Jefferies Financial Group reported mixed fourth quarter results after earnings declined due to asset management losses, even as strong investment banking activity pushed total revenue to a record level.
Jefferies Financial Group said net earnings fell 7.2 percent to $191 million in its fiscal fourth quarter as losses tied to First Brands Group offset gains across investment banking and capital markets operations.
The firm recorded total revenue of $2.07 billion during the quarter, reflecting a 5.7 percent increase from the same period last year. Company leaders said the results highlight both the strength of core advisory and trading businesses and the challenges tied to exposure in alternative investments.

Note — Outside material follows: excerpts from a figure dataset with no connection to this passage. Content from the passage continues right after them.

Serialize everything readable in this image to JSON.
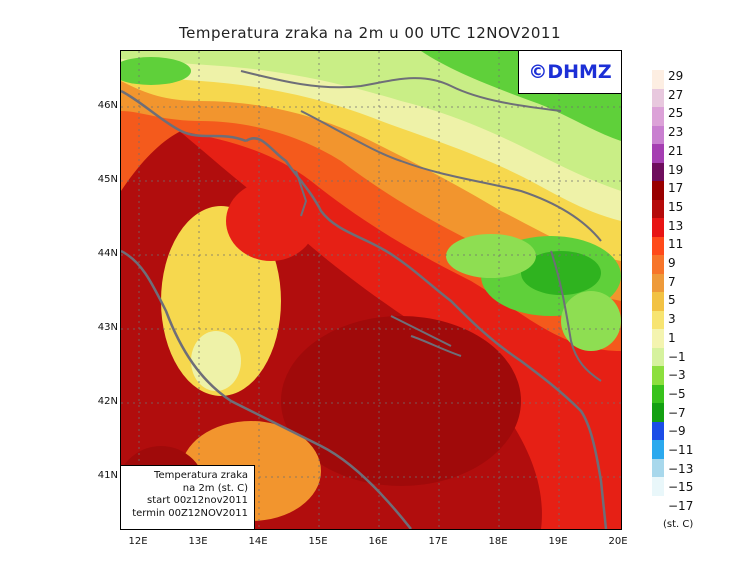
{
  "title": "Temperatura zraka na 2m u 00 UTC 12NOV2011",
  "logo": "©DHMZ",
  "info_box": {
    "line1": "Temperatura zraka",
    "line2": "na 2m (st. C)",
    "line3": "start 00z12nov2011",
    "line4": "termin 00Z12NOV2011"
  },
  "lat_labels": [
    "46N",
    "45N",
    "44N",
    "43N",
    "42N",
    "41N"
  ],
  "lon_labels": [
    "12E",
    "13E",
    "14E",
    "15E",
    "16E",
    "17E",
    "18E",
    "19E",
    "20E"
  ],
  "colorbar": {
    "unit": "(st. C)",
    "labels": [
      "29",
      "27",
      "25",
      "23",
      "21",
      "19",
      "17",
      "15",
      "13",
      "11",
      "9",
      "7",
      "5",
      "3",
      "1",
      "−1",
      "−3",
      "−5",
      "−7",
      "−9",
      "−11",
      "−13",
      "−15",
      "−17"
    ],
    "colors": [
      "#fdeee2",
      "#e8c8de",
      "#dca2d8",
      "#c97fd0",
      "#a53eb2",
      "#6e0d5d",
      "#990000",
      "#b50a0a",
      "#e81414",
      "#ff4a1a",
      "#f7752a",
      "#ee9a3a",
      "#f2c244",
      "#f7e472",
      "#f4f4b0",
      "#d6f29e",
      "#8cdf3e",
      "#38c21c",
      "#13a012",
      "#1b4de7",
      "#2ba9ee",
      "#a8d8ec",
      "#e9f7fa"
    ]
  }
}
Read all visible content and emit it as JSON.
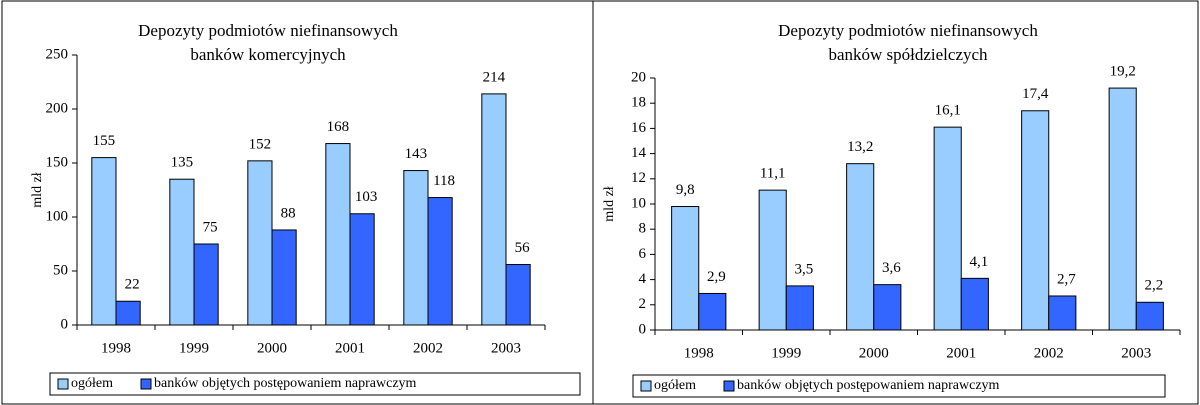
{
  "chart_data": [
    {
      "type": "bar",
      "title": [
        "Depozyty podmiotów niefinansowych",
        "banków komercyjnych"
      ],
      "ylabel": "mld zł",
      "categories": [
        "1998",
        "1999",
        "2000",
        "2001",
        "2002",
        "2003"
      ],
      "series": [
        {
          "name": "ogółem",
          "color": "#99ccff",
          "values": [
            155,
            135,
            152,
            168,
            143,
            214
          ]
        },
        {
          "name": "banków objętych postępowaniem naprawczym",
          "color": "#3366ff",
          "values": [
            22,
            75,
            88,
            103,
            118,
            56
          ]
        }
      ],
      "ylim": [
        0,
        250
      ],
      "yticks": [
        0,
        50,
        100,
        150,
        200,
        250
      ],
      "grid": false,
      "legend": "bottom"
    },
    {
      "type": "bar",
      "title": [
        "Depozyty podmiotów niefinansowych",
        "banków spółdzielczych"
      ],
      "ylabel": "mld zł",
      "categories": [
        "1998",
        "1999",
        "2000",
        "2001",
        "2002",
        "2003"
      ],
      "series": [
        {
          "name": "ogółem",
          "color": "#99ccff",
          "values": [
            9.8,
            11.1,
            13.2,
            16.1,
            17.4,
            19.2
          ],
          "value_labels": [
            "9,8",
            "11,1",
            "13,2",
            "16,1",
            "17,4",
            "19,2"
          ]
        },
        {
          "name": "banków objętych postępowaniem naprawczym",
          "color": "#3366ff",
          "values": [
            2.9,
            3.5,
            3.6,
            4.1,
            2.7,
            2.2
          ],
          "value_labels": [
            "2,9",
            "3,5",
            "3,6",
            "4,1",
            "2,7",
            "2,2"
          ]
        }
      ],
      "ylim": [
        0,
        20
      ],
      "yticks": [
        0,
        2,
        4,
        6,
        8,
        10,
        12,
        14,
        16,
        18,
        20
      ],
      "grid": false,
      "legend": "bottom"
    }
  ]
}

Earnings Decline Driven by Asset Management Losses
The decline in quarterly profit was largely tied to a $30 million pretax loss stemming from the bankruptcy of auto parts supplier First Brands Group. Jefferies Financial Group holds a minority stake in the Point Bonita fund through its Leucadia Asset Management unit, which had significant exposure to receivables connected to First Brands customers.
Executives described the loss as a material setback and acknowledged that the situation revealed weaknesses in oversight processes within the asset management business. The firm said it is reviewing and strengthening internal controls to reduce similar risks going forward.
Despite the earnings decline, Jefferies noted that total revenue reached the highest quarterly level in its history. Revenue growth was supported by strong performance across advisory services and equity related trading activities.
Capital markets revenue rose 6.2 percent to $692 million compared with the prior year. Equity trading was a key contributor, with revenue increasing 18 percent year over year. Fixed income trading declined 14 percent, reflecting softer conditions in that segment during the quarter.
Investment Banking Strength Offsets Market Pressures
Investment banking remained the strongest performer for Jefferies in the quarter. Revenue from the division climbed 20 percent to $1.19 billion, driven by advisory mandates and underwriting activity.
Advisory revenue reached $634 million, marking the second highest quarterly total in the firm’s history. Debt and equity underwriting revenue also increased as Jefferies gained market share in select transactions.
Company leadership said investment banking momentum began building early in the quarter and continued through the end of the fiscal year. Executives pointed to improved client engagement and a steady pipeline of announced and pending deals.
Looking ahead, Jefferies Financial Group expressed optimism about market conditions in 2026. Management noted that expectations remain positive for mergers and acquisitions activity as well as capital markets issuance, provided there are no major disruptions to global financial markets.
The firm believes equity markets and advisory services will continue to benefit from corporate demand for strategic transactions and capital raising. At the same time, leadership noted that pricing pressures and volatility could continue to affect fixed income trading.
Jefferies Financial Group shares fell about 1 percent in extended trading following the earnings release. Over the past year, the stock has come under broader pressure, declining roughly 19 percent amid market volatility and concerns surrounding deal activity cycles.
Overall, the quarter reflected a combination of strong operating momentum in core businesses and challenges within asset management. Company executives said future performance will depend on sustained deal flow, disciplined risk management and continued recovery in capital markets.